Valeria begann zu lächeln. "Nun ihr nanntet die Lösung doch bereits.", hauchte sie verführerisch, "Erinnert sie wieder daran. Erinnert sie, welch Barbar der König ist. Zeigt ihr zu was er im Stande ist und wie sehr er ihr weh tun kann."
Ich sah sie nachdenklich an. Wie sollte ich so etwas anstellen? Wie konnte ich all den Hass wieder in ihr wecken?
"Ihr denkt noch nach?", fragte sie und schmunzelte, "Was wohl ist das stärkste Gefühl von allen? Das Gefühl, dass am leichtesten in Hass übergehen kann."

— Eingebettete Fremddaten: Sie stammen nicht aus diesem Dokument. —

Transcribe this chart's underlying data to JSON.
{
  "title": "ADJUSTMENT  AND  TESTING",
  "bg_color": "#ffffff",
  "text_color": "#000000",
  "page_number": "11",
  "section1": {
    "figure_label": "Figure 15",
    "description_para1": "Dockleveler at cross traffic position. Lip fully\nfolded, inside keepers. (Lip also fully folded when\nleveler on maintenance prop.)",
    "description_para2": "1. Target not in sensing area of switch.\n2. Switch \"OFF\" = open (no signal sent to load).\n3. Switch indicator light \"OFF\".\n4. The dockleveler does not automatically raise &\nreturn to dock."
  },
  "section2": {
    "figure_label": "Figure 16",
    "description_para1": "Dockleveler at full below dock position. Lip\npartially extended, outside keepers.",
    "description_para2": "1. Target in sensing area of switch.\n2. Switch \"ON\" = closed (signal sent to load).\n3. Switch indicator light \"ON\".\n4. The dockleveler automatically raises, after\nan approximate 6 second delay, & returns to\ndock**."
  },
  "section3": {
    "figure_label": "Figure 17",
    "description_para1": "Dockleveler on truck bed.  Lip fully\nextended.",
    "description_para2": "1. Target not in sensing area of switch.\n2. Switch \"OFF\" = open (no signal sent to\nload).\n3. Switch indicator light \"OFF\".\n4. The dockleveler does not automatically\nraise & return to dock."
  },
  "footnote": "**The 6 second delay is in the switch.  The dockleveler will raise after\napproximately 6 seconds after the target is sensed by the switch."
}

"Die Liebe.", flüsterte ich und sah den blassen blondhaarigen Gennaro vor mir. Ich hatte Gerüchte von ihm und Aurora gehört. Öffentlich gaben sie sich stets als Kumpanen, als Mitstreiter, doch die Leute flüsterten von langen Besprechungen zu zweit und von liebenden Blicken, wenn sie sich unbeachtet wähnten. Jedem Menschen erkannte man früher oder später die Liebe an. Selbst jenen, die es zu verstecken versuchten.
"Da gibt es einen Mann.", sagte ich, "Die Männer munkeln, dass er ihr den Kopf verdreht haben soll."
"Liefert ihn aus.", fauchte Valeria beinahe so gefühlslos wie immer, wenn es ums Geschäft ging, "Der König soll ihn vor ihren Augen köpfen und ihr Hass wird so unschürbar sein wie das größte Feuer dieser Welt, so unzähmbar wie die weiten Ozeane oder die wilden Tiere."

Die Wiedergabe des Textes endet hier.